The world’s preeminent contemporary art fair rebounds from a hushed 2021 edition with renewed enthusiasm, major sales, and few disruptions from crypto.
For anyone wondering how the post-pandemic return to physical events is going, one key statistic behind Art Basel’s tentpole Swiss edition speaks volumes. The fair enjoyed 290 exhibitors in 2019, one year before Covid-19 paused in-person events and launched a deluge of virtual viewing rooms to much art-world umbrage. While the fair returned in 2021 with a pared-down edition hampered by travel restrictions and coronavirus safety precautions, it returned in full force this year with 289 exhibitors—just one shy of its 2019 peak.
The enthusiasm rippled throughout the fair’s crowded halls, which attracted 70,000 attendees and buzzed with advisers and collectors facilitating major sales despite a recent market downturn. Though collectors from China were scarce this year due to the country’s ongoing travel restrictions, sales quickly took off. Within the first six hours of the VIP opening, New York dealer Sean Kelly made more than 20 sales valued up to $250,000. Hauser & Wirth reportedly sold more than $75 million on the first day, including the $40 million Spider (1996) by Louise Bourgeois that loomed over the gallery’s booth. The first-time exhibitor Mariane Ibrahim, a much-watched Chicago and Paris–based dealer who champions artists from the African diaspora, rehung its booth multiple times to accommodate soaring demand.
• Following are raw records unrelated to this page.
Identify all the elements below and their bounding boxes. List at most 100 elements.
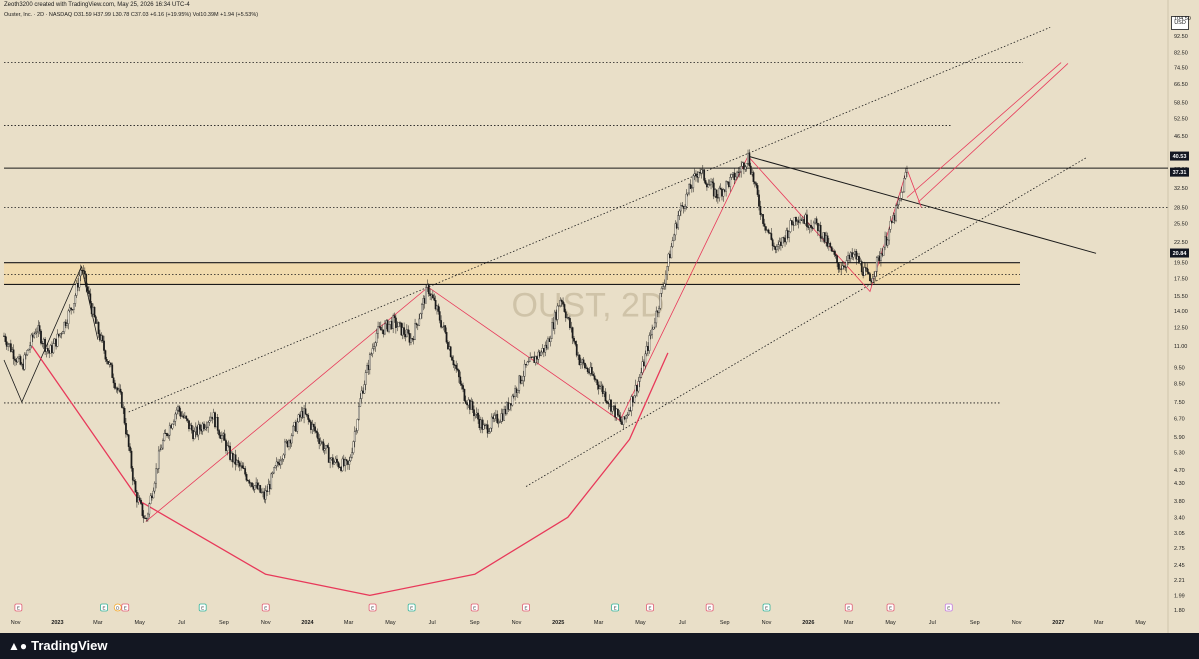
candle-body [745, 163, 748, 168]
event-marker-label: E [264, 606, 267, 611]
candle-body [192, 430, 194, 440]
candle-body [619, 416, 622, 422]
candle-body [151, 495, 153, 499]
candle-body [201, 423, 204, 432]
candle-body [759, 206, 762, 215]
candle-body [133, 480, 136, 482]
candle-body [73, 303, 75, 310]
y-tick-label: 66.50 [1174, 82, 1188, 88]
candle-body [688, 184, 690, 194]
candle-body [371, 348, 374, 354]
candle-body [904, 172, 907, 179]
candle-body [571, 327, 574, 339]
candle-body [611, 406, 614, 412]
candle-body [836, 255, 838, 263]
candle-body [570, 327, 573, 329]
candle-body [377, 326, 379, 334]
candle-body [834, 254, 837, 256]
candle-body [104, 350, 107, 360]
candle-body [262, 491, 264, 493]
candle-body [418, 318, 421, 326]
candle-body [474, 414, 477, 417]
candle-body [53, 338, 56, 344]
candle-body [294, 422, 297, 432]
candle-body [851, 252, 854, 258]
candle-body [222, 433, 225, 436]
candle-body [297, 414, 300, 422]
candle-body [392, 315, 395, 329]
candle-body [714, 189, 717, 197]
candle-body [249, 482, 252, 484]
candle-body [12, 349, 15, 360]
currency-label[interactable]: USD [1171, 16, 1189, 30]
y-tick-label: 8.50 [1174, 382, 1185, 388]
candle-body [74, 295, 77, 304]
candle-body [252, 486, 255, 490]
y-tick-label: 3.40 [1174, 515, 1185, 521]
candle-body [284, 441, 286, 456]
candle-body [467, 399, 470, 406]
candle-body [780, 241, 782, 246]
candle-body [899, 198, 901, 201]
candle-body [534, 356, 537, 363]
candle-body [171, 423, 174, 429]
candle-body [648, 335, 651, 351]
candle-body [301, 411, 304, 418]
candle-body [445, 332, 448, 343]
candle-body [723, 189, 726, 192]
candle-body [541, 348, 544, 353]
candle-body [758, 194, 760, 207]
candle-body [754, 181, 756, 184]
candle-body [384, 323, 386, 335]
candle-body [747, 153, 749, 164]
candle-body [625, 415, 627, 420]
candle-body [18, 356, 20, 359]
tradingview-logo-icon: ▲● [8, 639, 28, 653]
candle-body [575, 344, 578, 356]
candle-body [162, 440, 164, 449]
candle-body [600, 385, 603, 387]
price-chart[interactable]: OUST, 2D 104.50 92.50 82.50 74.50 66.50 58.50 5… [0, 0, 1199, 633]
candle-body [382, 329, 385, 335]
candle-body [749, 165, 752, 175]
candle-body [90, 303, 93, 315]
candle-body [814, 218, 817, 224]
candle-body [26, 350, 29, 355]
candle-body [633, 395, 636, 403]
candle-body [664, 274, 667, 285]
candle-body [482, 424, 485, 430]
candle-body [473, 409, 475, 417]
candle-body [888, 229, 891, 241]
candle-body [92, 307, 94, 315]
candle-body [629, 410, 632, 412]
tradingview-logo[interactable]: ▲● TradingView [8, 638, 107, 653]
y-tick-label: 82.50 [1174, 50, 1188, 56]
candle-body [804, 214, 807, 224]
candle-body [764, 226, 767, 231]
candle-body [356, 419, 359, 431]
candle-body [336, 458, 338, 463]
candle-body [248, 480, 251, 484]
candle-body [190, 425, 193, 431]
x-tick-label: Mar [594, 620, 604, 626]
y-tick-label: 3.05 [1174, 531, 1185, 537]
candle-body [45, 348, 48, 352]
brand-name: TradingView [31, 638, 108, 653]
candle-body [94, 316, 97, 324]
candle-body [729, 177, 732, 187]
candle-body [496, 413, 499, 423]
candle-body [711, 181, 714, 184]
candle-body [434, 300, 437, 310]
candle-body [581, 359, 584, 363]
candle-body [614, 405, 616, 418]
candle-body [486, 424, 489, 434]
candle-body [264, 490, 267, 500]
candle-body [211, 416, 214, 420]
candle-body [854, 251, 856, 255]
candle-body [880, 253, 882, 261]
candle-body [766, 229, 769, 231]
candle-body [152, 490, 155, 499]
candle-body [63, 321, 66, 332]
candle-body [751, 172, 754, 175]
candle-body [885, 236, 888, 246]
The fair’s Unlimited section, curated by Kunst Halle Sankt Gallen director Giovanni Carmine, presented 70 large-scale installations perfectly suited for the Instagram-friendly crowd. Of note was a monumental sculpture that rising star Kennedy Yanko fashioned from a mangled shipping container. Theaster Gates, an artist deeply committed to preserving the neglected cultural histories of Chicago’s South Side, memorialized a local hardware store by recasting its wares as artistic material on a 28-foot-wide canvas. Leonardo Drew’s first monumental work in Europe, a giant burst of weathered wood scraps, captured the energy of a Jackson Pollock painting. Kicking things off was an event with Grammy winner Chance the Rapper, who released a new music video featuring the work of artist Yannis Davy Guibinga.
Despite the intense focus on NFTs at the Miami fair in December, crypto’s footprint was noticeably smaller in Basel. That may be a consequence of its tanking boom-bust market—Bitcoin and Ethereum, the cryptocurrency most associated with NFTs, have both plummeted 70 percent since April. One standout came from Tezos, which featured works by 95-year-old generative artist Herbert W. Franke paired with younger talents Aleksandra Jovanic, Sam Tsao, and Ryan Bell. Nothing in the booth was for sale, but it offered a crash course on the history and recent renaissance of new media art. Visitors could also co-create generative artworks that Tezos minted as NFTs on its blockchain in real time.
Otherwise, dealers approached NFTs with caution, encouraging hesitant buyers by pairing the digital assets with more traditional artworks. That was the approach taken by Galerie Nagel Draxler, which famously sold the first NFT at Art Basel last year, and this year offered three NFTs by Kenny Schachter. “We’re trying to merge the two worlds,” co-founder Saskia Draxler told Artnet News.The dealer Jeffrey Deitch, however, forwent NFTs at his booth in favor of what he referred to as “significant art,” such as an AI painting of ocean currents by digital art star Refik Anadol. Deitch may have a point—Takashi Murakami recently apologized to his crypto investors after his NFT prices took a nosedive, and Beeple’s eyebrow-raising collaboration with Madonna of the popstar birthing robotic centipedes flopped. Pace, meanwhile, sold multiple versions of Jeff Koons’s Moon Phases NFT project for $2 million a pop.
“People’s predictions that the pandemic would be the end of art fairs have been proven radically wrong,” Marc Spiegler, Art Basel’s global director, told the New York Times. “You hear every different theory. There’s always money floating around the system.”